Outre leurs conséquences sur la capacité de l’enfant à
communiquer, les troubles du langage peuvent constituer la
première manifestation de diverses pathologies. Ils
précèdent également les difficultés d’apprentissage
scolaire. Il existe en effet un consensus sur le fait que
les enfants présentant un trouble précoce du langage oral
ont un risque plus élevé, par rapport aux enfants dont
l’évolution langagière a été normale, de rencontrer des
difficultés dans les acquisitions scolaires, en particulier
dans l’apprentissage du langage écrit. On peut dès lors
concevoir l’utilité d’un dépistage précoce des troubles de
l’évolution du langage.
• Retard de langage et trouble de langage
L’expression retard de langage désigne des retards sur le
plan de l’expression ou de la compréhension qui entravent
la communication. Ce phénomène affecte la phrase dans sa
structure normale, l’émission de sons, le rythme de la
parole, etc.
Retards dans l’expression
- L’enfant ne dispose que de peu de mots ;
- il a des difficultés dans la prononciation, qu’il devrait
avoir acquise, de certains phonèmes, ou bien il les confond
([v] pour [b], [f] pour [s], etc.) ;
- il n’emploi pas toujours les mots avec leur valeur
reconnue ;
- il s’exprime avec un langage inintelligible.
Retards dans la compréhension
- méconnaissance de mots employés usuellement ;
- mauvaise compréhension des verbes ;
- difficulté à faire du sens à partir des énoncés perçus.
L’expression trouble du langage évoque une difficulté
éprouvée dans la formation du langage qui peut s’expliquer
par des raisons d’ordre neurologique. Ce trouble
entraîne :
- un trouble de perception auditive : les discours
perçus présentent pour ce type d’enfant un débit trop
rapide pour qu’ils puissent être compréhensibles ;
- une difficulté de généralisation : son vocabulaire
étant trop limité pour son âge, les apprentissages se font
lentement ;
- un trouble d’abstraction : l’enfant aime le concret
et ce qu’il peut manipuler.
• Les différentes manifestations
Trouble articulatoire
L'articulation est du domaine de la phonétique : on étudie
chaque son isolément. Les troubles d'articulation
intéressent l'émission phonique. Le trouble d'articulation
est une erreur permanente, systématique dans
l'exécution du mouvement qu'exige la production d'un son
quelle que soit sa position dans le mot ou dans la phrase.

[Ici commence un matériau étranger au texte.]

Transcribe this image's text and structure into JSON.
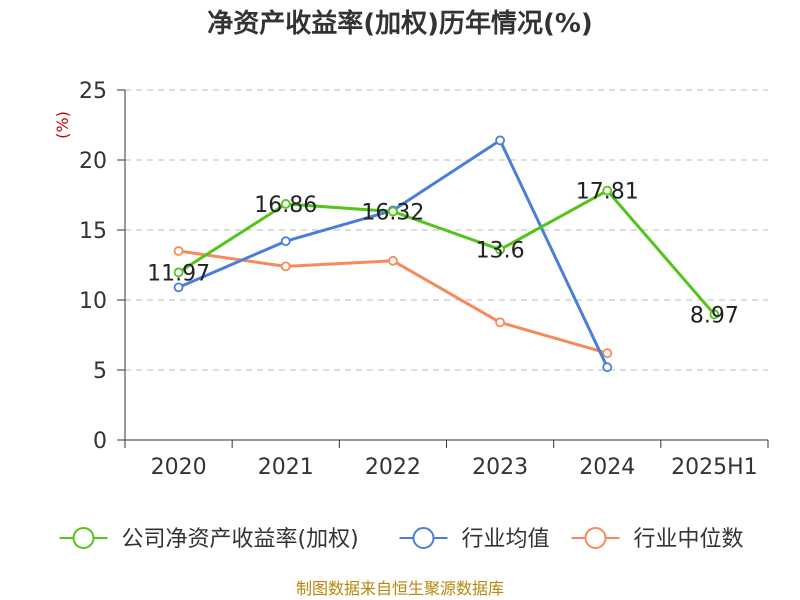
{
  "chart_data": {
    "type": "line",
    "title": "净资产收益率(加权)历年情况(%)",
    "ylabel": "(%)",
    "categories": [
      "2020",
      "2021",
      "2022",
      "2023",
      "2024",
      "2025H1"
    ],
    "ylim": [
      0,
      25
    ],
    "yticks": [
      0,
      5,
      10,
      15,
      20,
      25
    ],
    "grid": true,
    "legend_position": "bottom",
    "series": [
      {
        "name": "公司净资产收益率(加权)",
        "color": "#52c41a",
        "values": [
          11.97,
          16.86,
          16.32,
          13.6,
          17.81,
          8.97
        ],
        "labels": [
          "11.97",
          "16.86",
          "16.32",
          "13.6",
          "17.81",
          "8.97"
        ]
      },
      {
        "name": "行业均值",
        "color": "#4a7fd9",
        "values": [
          10.9,
          14.2,
          16.4,
          21.4,
          5.2,
          null
        ]
      },
      {
        "name": "行业中位数",
        "color": "#f7895a",
        "values": [
          13.5,
          12.4,
          12.8,
          8.4,
          6.2,
          null
        ]
      }
    ]
  },
  "footer": {
    "source": "制图数据来自恒生聚源数据库"
  }
}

Les troubles d'articulation sont causés soit par des
positions incorrectes, soit par une imprécision dans
l'exécution du mouvement, soit par une constitution
anormale des organes.
Retard simple de la parole
La parole est du domaine du mot. C'est l'étude des
combinaisons des différents éléments signifiants qui
donneront le mot. Dans l'apprentissage de la parole, on
trouve des altérations qui vont dans le sens d'une
simplification. On note par exemple des simplifications de
phonèmes en finale ou à l'intérieur d'un groupe complexe
([arbr] > [abe]), des substitutions de phonèmes
résultant d'une économie articulatoire ([trɛ̃] >
[krɛ̃]), une absence de modification de point
d'articulation d'une syllabe à l'autre ([kuto] >
[tuto]), et donc une économie des mouvements
articulatoires. Dans le cas de trouble de la parole, le mot
ne peut être reproduit dans son ensemble alors que chaque
phonème l'est séparément. Toutes ces déformations sont
normales chez l'enfant qui apprend à parler.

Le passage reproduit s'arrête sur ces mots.